THE Crossroads stage is set for a raucous night on Sunday when Irish punk rock veterans The Pogues play in Australia for the first time in 20 years.
That's assuming notoriously unpredictable front man Shane MacGowan makes it on stage of course.
But Bluesfest punters rest assured, he's nearly always "on form" these days according to Pogues guitarist Phillip Chevron.
"Shane is a strong-willed person who lives the way he does... it's not something I've ever passed judgement on," Chevron said.
"When Shane is on form, which he is most of the time these days, it's a real pleasure to play with him. You're on the same stage as a master.

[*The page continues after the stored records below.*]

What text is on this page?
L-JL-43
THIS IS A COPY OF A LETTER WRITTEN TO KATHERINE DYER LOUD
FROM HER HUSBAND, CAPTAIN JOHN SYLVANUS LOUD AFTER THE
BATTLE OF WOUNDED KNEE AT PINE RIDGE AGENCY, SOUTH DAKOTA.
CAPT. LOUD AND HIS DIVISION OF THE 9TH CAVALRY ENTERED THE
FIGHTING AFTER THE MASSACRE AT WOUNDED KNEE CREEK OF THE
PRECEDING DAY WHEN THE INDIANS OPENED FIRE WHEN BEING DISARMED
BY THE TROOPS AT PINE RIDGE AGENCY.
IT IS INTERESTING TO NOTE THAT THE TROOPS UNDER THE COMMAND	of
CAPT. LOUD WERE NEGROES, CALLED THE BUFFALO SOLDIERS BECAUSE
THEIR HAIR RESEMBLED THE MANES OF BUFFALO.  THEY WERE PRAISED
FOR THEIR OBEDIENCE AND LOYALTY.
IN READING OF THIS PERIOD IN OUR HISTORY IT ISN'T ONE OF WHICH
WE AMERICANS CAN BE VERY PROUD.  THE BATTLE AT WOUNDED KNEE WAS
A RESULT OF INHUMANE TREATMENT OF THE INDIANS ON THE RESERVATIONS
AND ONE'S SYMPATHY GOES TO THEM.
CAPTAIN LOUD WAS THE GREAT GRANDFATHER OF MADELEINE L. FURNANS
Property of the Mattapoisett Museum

"He has such an energy and ability that doesn't go away."
The band, which parted ways with MacGowan in 1991 and eventually called it quits in 1996, reformed in 2001 for a three-week British tour.
They have been playing on and off ever since.
"We never any intention of going beyond that," Chevron said.
"That three-week tours has accumulated into a 10-year reunion.
"But there's no form or shape or advanced planning involved. Generally speaking, we respond to the offers that come in at the time and if they're feasible, and we can make it work, then we try to do them."
The band will never again be a full-time job for its members, who have expressed no interest in recording new material.
"We don't actually tour in sense that we go from one tour to another," Chevron said.
"We just parcelled out where we do two to three weeks at a time. Our lives are so rudely interrupted to go do a Pogues tour (laughs).
"The Pogues at this stage is just a wonderful thing to do. It would be dreadful if we had to do it all the time."
Chevron points out the band's reunion has already lasted longer than the band did before its first break up.
"The fact that The Pogues have survived at all is something," he said.
"It's not a miracle, but it's something to be celebrated. We're all aware of that.
"We're just doing laps of honour."
The Pogues last toured Australia in 1992, without MacGowan.
"We have actively sought to go to Australia in the past few years, and this is the first time all the stars have been in alignment as it were."
Chevron's most distinct memory from the trip was the change in seasons.
"The first thing everybody says to you when you're playing a tour of Australia in January is how the climate contrast is huge," he said.
"It's the first thing that pale-skinned English and Irish boys notice.
"Coming from depressing cold, miserable grey snowy Britain or Ireland to Australia in peak summer months is a bit of a culture shock but it's a nice one."
Even if Celtic punk is not your cup of tea, it's hard to resist the rustic charm of I Love You Till The End, Dirty Old Town and the Pogues Christmas classic Fairytale of New York.
"There's something inexplicably moving seeing Shane, at the age of 54, singing that song now," Chevron said.
"You don't think when you're 30 that this will have a whole new subtext when I'm 54.
"That's the last thing on your mind, but it makes it all the more interesting and worthwhile.
"A lot of the songs have that sort of second life quality to them. Whatever they meant in 1988, they mean something extra in that you're still there to perform them."
The Byron Bluesfest plays the Tyagarah Tea Tree Farm through Monday.
The Pogues play the Crossroads stage on Sunday April 8 at 10.30pm.